Um carrinho que é brinquedo, esverdeado e enferrujado, movido a pedais, de meados do século passado, também aguarda por voltar a funcionar. Pelas estantes, estão outros objetos, mais uma grafonola totalmente mecânica, um fogão a petróleo da marca Invicta, uma cafeteira da Alba, uma máquina de triturar frutas para compotas. Carlos Mendonça aceita tudo o que lhe pedem para consertar. “Digo sempre que sim a tudo, prometo que não estrago, e o que não sei reencaminho para quem percebe.” Tem-se saído bem. Costuma ouvir alguns mestres das redondezas, gente mais velha que partilha o que sabe, e faz pesquisas cirúrgicas na Internet. Tudo ajuda a dar uma nova vida a peças que lhe depositam nas mãos e que poderiam perder o brilho e o uso para sempre. “O que era defeito, hoje é valorizado por ser único”, observa. Tem clientes por todo o país e alguns emigrantes batem-lhe à porta.

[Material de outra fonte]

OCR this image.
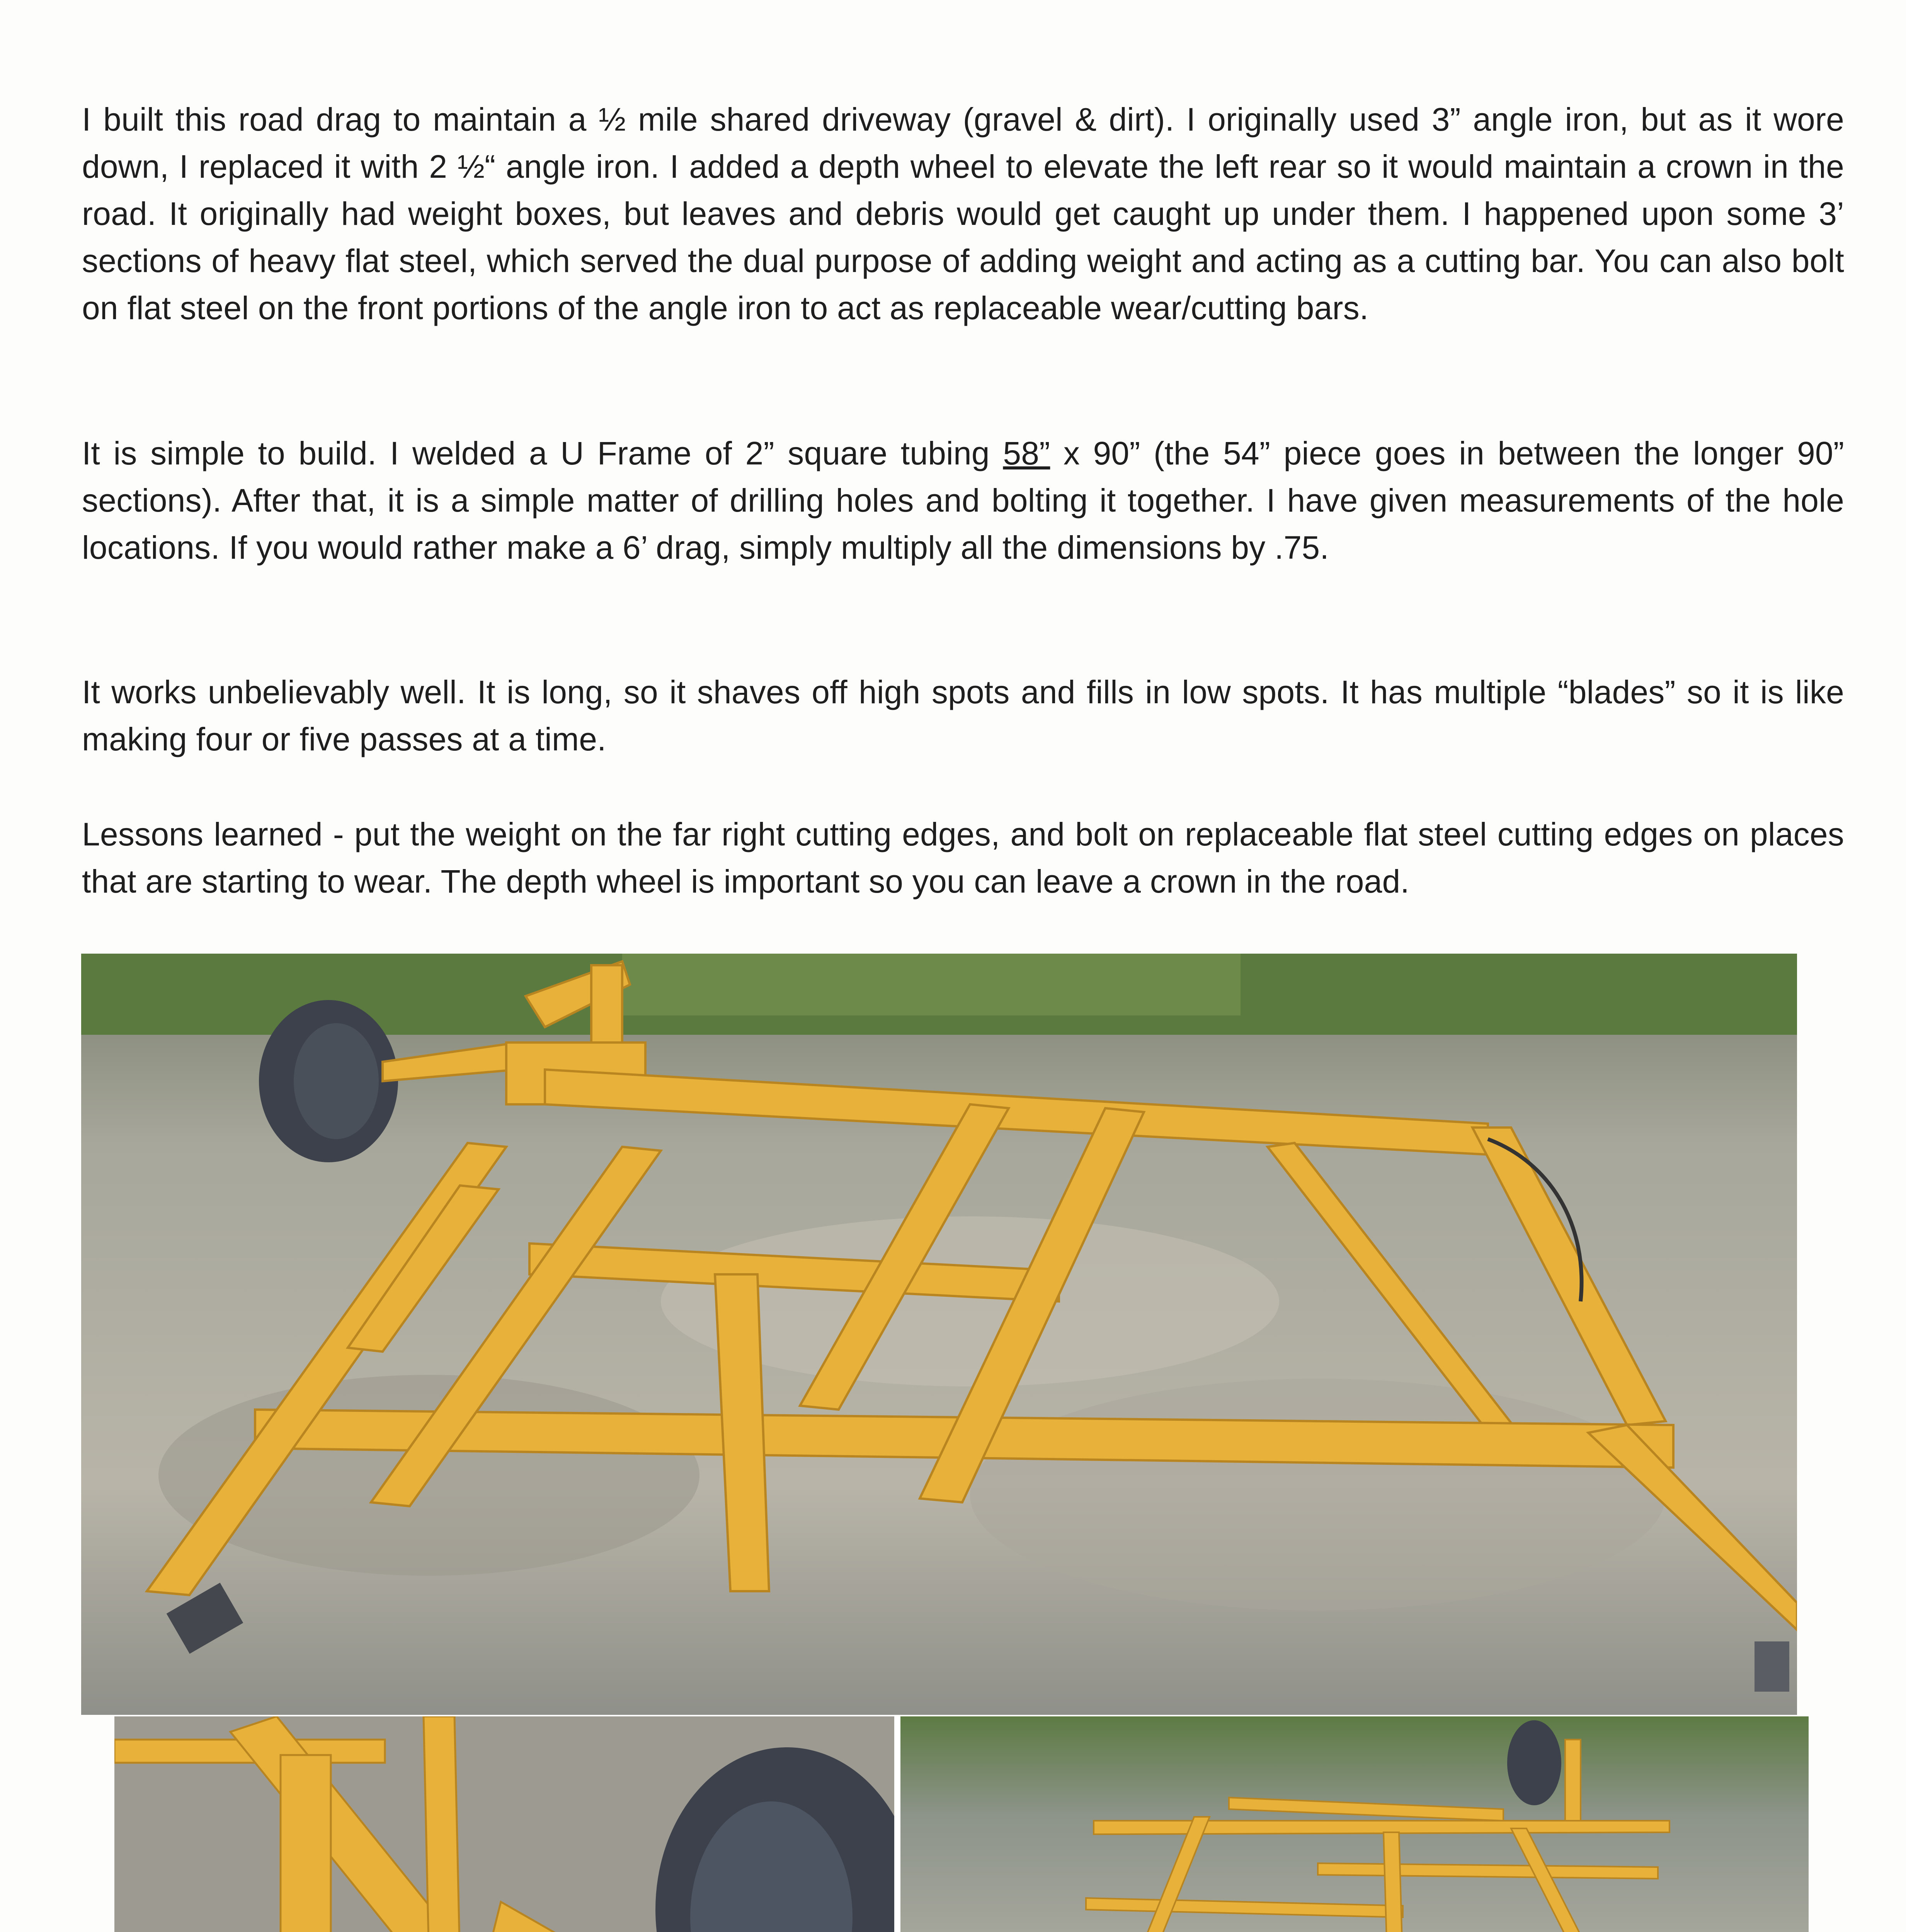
I built this road drag to maintain a ½ mile shared driveway (gravel & dirt). I originally used 3” angle iron, but as it wore down, I replaced it with 2 ½“ angle iron. I added a depth wheel to elevate the left rear so it would maintain a crown in the road. It originally had weight boxes, but leaves and debris would get caught up under them. I happened upon some 3’ sections of heavy flat steel, which served the dual purpose of adding weight and acting as a cutting bar. You can also bolt on flat steel on the front portions of the angle iron to act as replaceable wear/cutting bars.
It is simple to build. I welded a U Frame of 2” square tubing 58” x 90” (the 54” piece goes in between the longer 90” sections). After that, it is a simple matter of drilling holes and bolting it together. I have given measurements of the hole locations. If you would rather make a 6’ drag, simply multiply all the dimensions by .75.
It works unbelievably well. It is long, so it shaves off high spots and fills in low spots. It has multiple “blades” so it is like making four or five passes at a time.
Lessons learned - put the weight on the far right cutting edges, and bolt on replaceable flat steel cutting edges on places that are starting to wear. The depth wheel is important so you can leave a crown in the road.
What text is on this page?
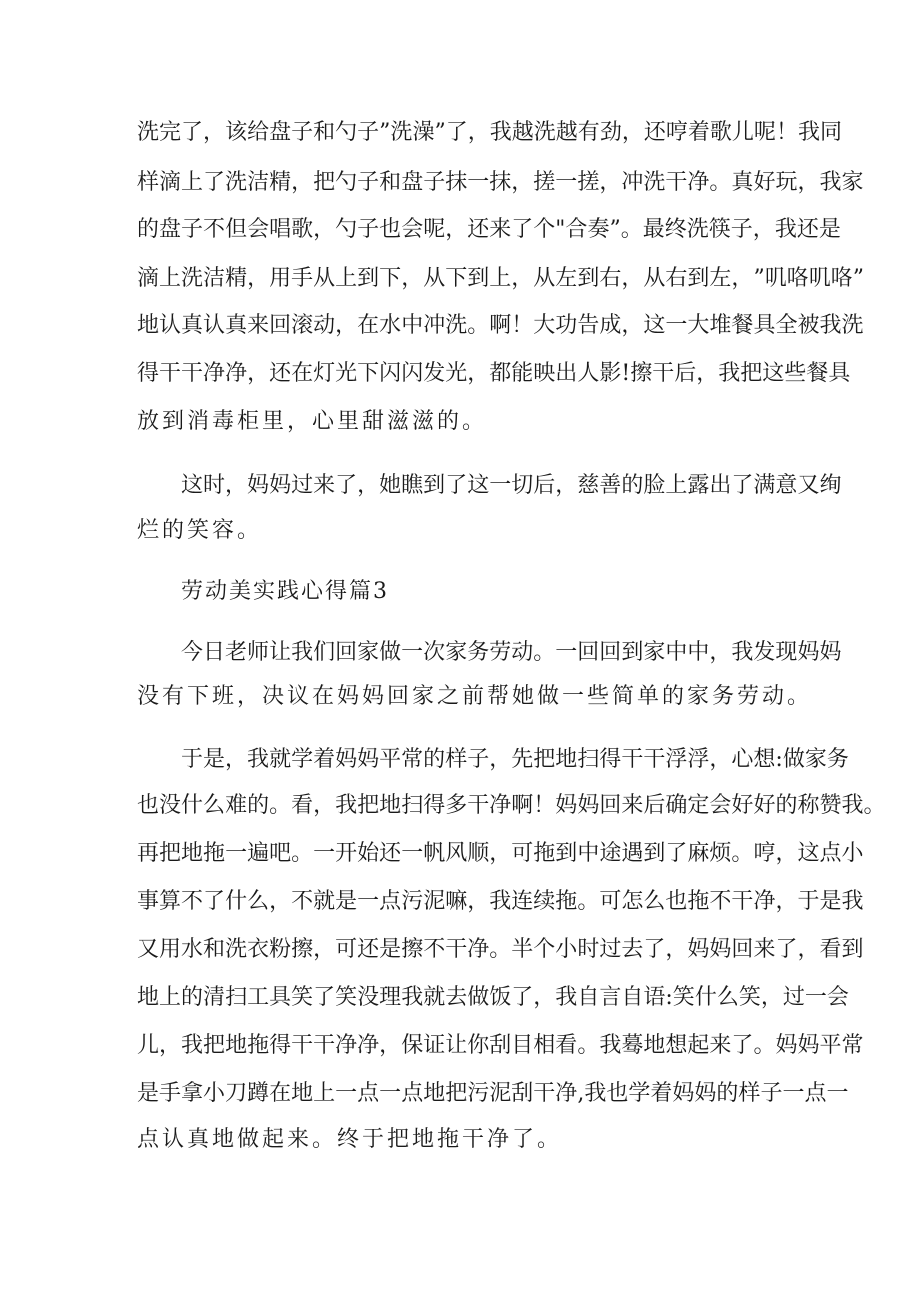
洗 完 了 ， 该 给 盘 子 和 勺 子 ” 洗 澡 ” 了 ， 我 越 洗 越 有 劲 ， 还 哼 着 歌 儿 呢 ！ 我 同
样 滴 上 了 洗 洁 精 ， 把 勺 子 和 盘 子 抹 一 抹 ， 搓 一 搓 ， 冲 洗 干 净 。 真 好 玩 ， 我 家
的 盘 子 不 但 会 唱 歌 ， 勺 子 也 会 呢 ， 还 来 了 个 " 合 奏 ” 。 最 终 洗 筷 子 ， 我 还 是
滴 上 洗 洁 精 ， 用 手 从 上 到 下 ， 从 下 到 上 ， 从 左 到 右 ， 从 右 到 左 ， ” 叽 咯 叽 咯 ”
地 认 真 认 真 来 回 滚 动 ， 在 水 中 冲 洗 。 啊 ！ 大 功 告 成 ， 这 一 大 堆 餐 具 全 被 我 洗
得 干 干 净 净 ， 还 在 灯 光 下 闪 闪 发 光 ， 都 能 映 出 人 影 ! 擦 干 后 ， 我 把 这 些 餐 具
放到消毒柜里，心里甜滋滋的。
这 时 ， 妈 妈 过 来 了 ， 她 瞧 到 了 这 一 切 后 ， 慈 善 的 脸 上 露 出 了 满 意 又 绚
烂的笑容。
劳动美实践心得篇3
今 日 老 师 让 我 们 回 家 做 一 次 家 务 劳 动 。 一 回 回 到 家 中 中 ， 我 发 现 妈 妈
没有下班，决议在妈妈回家之前帮她做一些简单的家务劳动。
于 是 ， 我 就 学 着 妈 妈 平 常 的 样 子 ， 先 把 地 扫 得 干 干 浮 浮 ， 心 想 : 做 家 务
也 没 什 么 难 的 。 看 ， 我 把 地 扫 得 多 干 净 啊 ！ 妈 妈 回 来 后 确 定 会 好 好 的 称 赞 我 。
再 把 地 拖 一 遍 吧 。 一 开 始 还 一 帆 风 顺 ， 可 拖 到 中 途 遇 到 了 麻 烦 。 哼 ， 这 点 小
事 算 不 了 什 么 ， 不 就 是 一 点 污 泥 嘛 ， 我 连 续 拖 。 可 怎 么 也 拖 不 干 净 ， 于 是 我
又 用 水 和 洗 衣 粉 擦 ， 可 还 是 擦 不 干 净 。 半 个 小 时 过 去 了 ， 妈 妈 回 来 了 ， 看 到
地 上 的 清 扫 工 具 笑 了 笑 没 理 我 就 去 做 饭 了 ， 我 自 言 自 语 : 笑 什 么 笑 ， 过 一 会
儿 ， 我 把 地 拖 得 干 干 净 净 ， 保 证 让 你 刮 目 相 看 。 我 蓦 地 想 起 来 了 。 妈 妈 平 常
是 手 拿 小 刀 蹲 在 地 上 一 点 一 点 地 把 污 泥 刮 干 净 , 我 也 学 着 妈 妈 的 样 子 一 点 一
点认真地做起来。终于把地拖干净了。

Um pouco mais a norte, Tiago Rodrigues de Sousa tem um espaço com montra envidraçada para a Rua de Antero de Quental, no Porto. Vê-se de fora para dentro, de dentro para fora. Em cima da mesa da oficina está uma moldura com mais de cem anos a ser restaurada num processo com várias fases. Chegou leve, agora está mais pesada e robusta, todos os detalhes lhe interessam. “Cada peça que passa por aqui não avança sem lhe pôr os olhos em cima para saber como está e do que precisa”, explica. Restaura de tudo um pouco, móveis antigos, cadeiras, mesas, relógios de parede, arte sacra, castiçais, oratórios, santos, entre outras coisas. Em lista de espera, tem o restauro e pintura de uma bandeira de procissão e a construção de um altar numa igreja de Gondomar. Nas peças mais antigas para arranjo, recorda-se de um menino Jesus do século XVIII e de um santo do século XVII que “apanhou bolor, água, fungos”.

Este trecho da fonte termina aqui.